Member Withdrawal,Termination and Assignment
· How may a member withdraw from the LLC?
· Will a member be permitted to assign an interest in the LLC?
· Will the assignee be entitled to all rights of the original member or only to the distributions to which the member is entitled?
· Will the assigning member continue to have management authority?
· Will other members have a right to approve a member's sale of an LLC interest? Will they have a right of first refusal to purchase the interest themselves?
· Should the LLC be able to terminate or expel a member?
· How will the member's interest be valued and paid on withdrawal or termination?
· Will the LLC or other members be required to buy out the interest of a member who dies?
· Will a member's interest be subject to buyout by the LLC or other members if he or she violates certain terms of the agreement?
· If there is a buyout provision, how will a member's interest be bought out, and at what purchase price?
Financial and Tax Issues
· What will the original capitalization be?
· Will any contribution be made in property rather than cash? If so, how will property be valued?
· Will distributions of income be required? If distributions are anticipated, who will determine when distributions will be made and how much they will be? Will a certain reserve be required, or will a formula be used to determine distributions?
· Will noncash distributions be permitted?
· How will members rendering services to the LLC be compensated?
· How will profits and losses be allocated?
· Will there be special allocations for specific items (such as depreciation)? Will there be special allocations for the sale of assets or other transactions?
· Will additional funds provided by a member be treated as a loan or as an additional contribution to capital?
· Will the LLC have the right to make tax elections without specific member consent? If member consent is required, what level of approval is required?
· Are all members agreeable to the tax treatment of their distributions as earned income (if the members are managers)?
· Do the members wish to have passive income? If this is the desired tax treatment, the LLC should be formed as an LLC to be managed by managers rather than by the members. A managing member's LLC income is earned income.
Dissolution
The structure of the LLC is intended to have a term. An LLC is not intended to have a "perpetual" existence like a corporation.
· What will be the term of the LLC?
· What will the dissolution events be?
· What vote will be required to approve a dissolution?
Approval by Members
· What level of member approval will be required for amendment of the Operating Agreement? If the Articles of Organization and the Operating Agreement are silent on this issue, a California LLC requires unanimous consent.
· What provision will be made for amendment of the Articles of Organization filed with the Secretary of State? If the Articles of Organization and the Operating Agreement are silent on this issue, a California LLC requires unanimous consent. In California, the Articles of Organization cannot under any circumstances be amended by a vote less than a majority in ownership interest.
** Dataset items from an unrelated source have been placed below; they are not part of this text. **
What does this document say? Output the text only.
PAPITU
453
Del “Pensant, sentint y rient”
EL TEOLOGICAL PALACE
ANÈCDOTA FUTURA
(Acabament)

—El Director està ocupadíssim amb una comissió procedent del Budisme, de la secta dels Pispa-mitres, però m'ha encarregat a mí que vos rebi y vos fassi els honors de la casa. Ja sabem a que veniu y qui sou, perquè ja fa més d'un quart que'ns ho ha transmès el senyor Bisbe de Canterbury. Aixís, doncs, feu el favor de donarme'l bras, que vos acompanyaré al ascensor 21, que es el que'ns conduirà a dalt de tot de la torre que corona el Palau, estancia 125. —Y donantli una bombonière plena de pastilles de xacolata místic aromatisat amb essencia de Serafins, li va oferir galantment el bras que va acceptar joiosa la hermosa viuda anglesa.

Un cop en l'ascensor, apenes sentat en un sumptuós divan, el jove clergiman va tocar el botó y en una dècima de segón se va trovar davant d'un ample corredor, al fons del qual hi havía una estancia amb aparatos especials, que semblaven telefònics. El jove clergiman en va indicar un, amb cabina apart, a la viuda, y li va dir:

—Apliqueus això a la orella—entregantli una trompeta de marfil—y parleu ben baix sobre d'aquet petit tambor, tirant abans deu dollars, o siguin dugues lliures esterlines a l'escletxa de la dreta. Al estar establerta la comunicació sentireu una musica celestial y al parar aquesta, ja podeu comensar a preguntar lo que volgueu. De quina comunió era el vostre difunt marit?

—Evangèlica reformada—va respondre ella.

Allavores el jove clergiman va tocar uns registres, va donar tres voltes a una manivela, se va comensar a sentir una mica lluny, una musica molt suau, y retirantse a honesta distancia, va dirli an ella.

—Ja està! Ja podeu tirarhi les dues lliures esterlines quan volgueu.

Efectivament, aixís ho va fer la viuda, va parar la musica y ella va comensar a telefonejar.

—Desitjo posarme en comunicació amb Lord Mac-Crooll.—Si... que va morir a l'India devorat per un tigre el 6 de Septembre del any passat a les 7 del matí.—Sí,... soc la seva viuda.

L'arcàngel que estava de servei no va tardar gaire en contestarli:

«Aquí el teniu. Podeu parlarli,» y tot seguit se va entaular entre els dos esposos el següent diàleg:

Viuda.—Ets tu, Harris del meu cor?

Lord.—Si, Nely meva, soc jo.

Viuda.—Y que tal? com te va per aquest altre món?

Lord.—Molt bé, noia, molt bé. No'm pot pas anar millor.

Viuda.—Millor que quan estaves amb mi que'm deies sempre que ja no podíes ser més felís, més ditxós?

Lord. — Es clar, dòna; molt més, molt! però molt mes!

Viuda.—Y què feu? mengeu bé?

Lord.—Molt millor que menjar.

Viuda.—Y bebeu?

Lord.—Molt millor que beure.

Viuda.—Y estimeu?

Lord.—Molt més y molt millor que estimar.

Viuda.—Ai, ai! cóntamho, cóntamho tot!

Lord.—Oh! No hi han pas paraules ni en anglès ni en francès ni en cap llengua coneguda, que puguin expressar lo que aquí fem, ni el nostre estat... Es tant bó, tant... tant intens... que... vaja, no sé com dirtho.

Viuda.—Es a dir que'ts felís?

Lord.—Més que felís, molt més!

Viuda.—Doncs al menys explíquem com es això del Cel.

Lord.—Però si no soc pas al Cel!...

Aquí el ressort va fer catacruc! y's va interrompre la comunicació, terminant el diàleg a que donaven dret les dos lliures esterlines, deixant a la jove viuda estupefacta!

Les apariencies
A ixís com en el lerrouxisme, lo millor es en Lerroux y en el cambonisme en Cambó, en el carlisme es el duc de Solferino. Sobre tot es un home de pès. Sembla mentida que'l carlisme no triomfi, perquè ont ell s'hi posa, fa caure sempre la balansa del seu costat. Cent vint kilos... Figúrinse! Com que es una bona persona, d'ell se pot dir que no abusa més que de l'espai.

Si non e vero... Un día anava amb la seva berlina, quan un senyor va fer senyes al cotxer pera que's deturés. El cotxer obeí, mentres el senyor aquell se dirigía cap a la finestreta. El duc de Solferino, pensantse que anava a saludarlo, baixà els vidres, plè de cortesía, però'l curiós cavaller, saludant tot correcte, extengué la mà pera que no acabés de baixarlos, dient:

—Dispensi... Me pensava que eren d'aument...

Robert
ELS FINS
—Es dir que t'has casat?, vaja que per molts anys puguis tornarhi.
If an LLC Operating Agreement does not adequately address an issue that arises, here are the three outcomes that are possible:
(1) The members come to an agreement and amend the Operating Agreement if necessary to address the issue;
(2) The members fail to come to any agreement and California law provides an "answer" that prevails in the absence of a contrary agreement of the members; or
(3) The members fail to come to an agreement and California law is silent on the issue. Whatever action is taken by the LLC or its members remains subject to challenge by disgruntled members.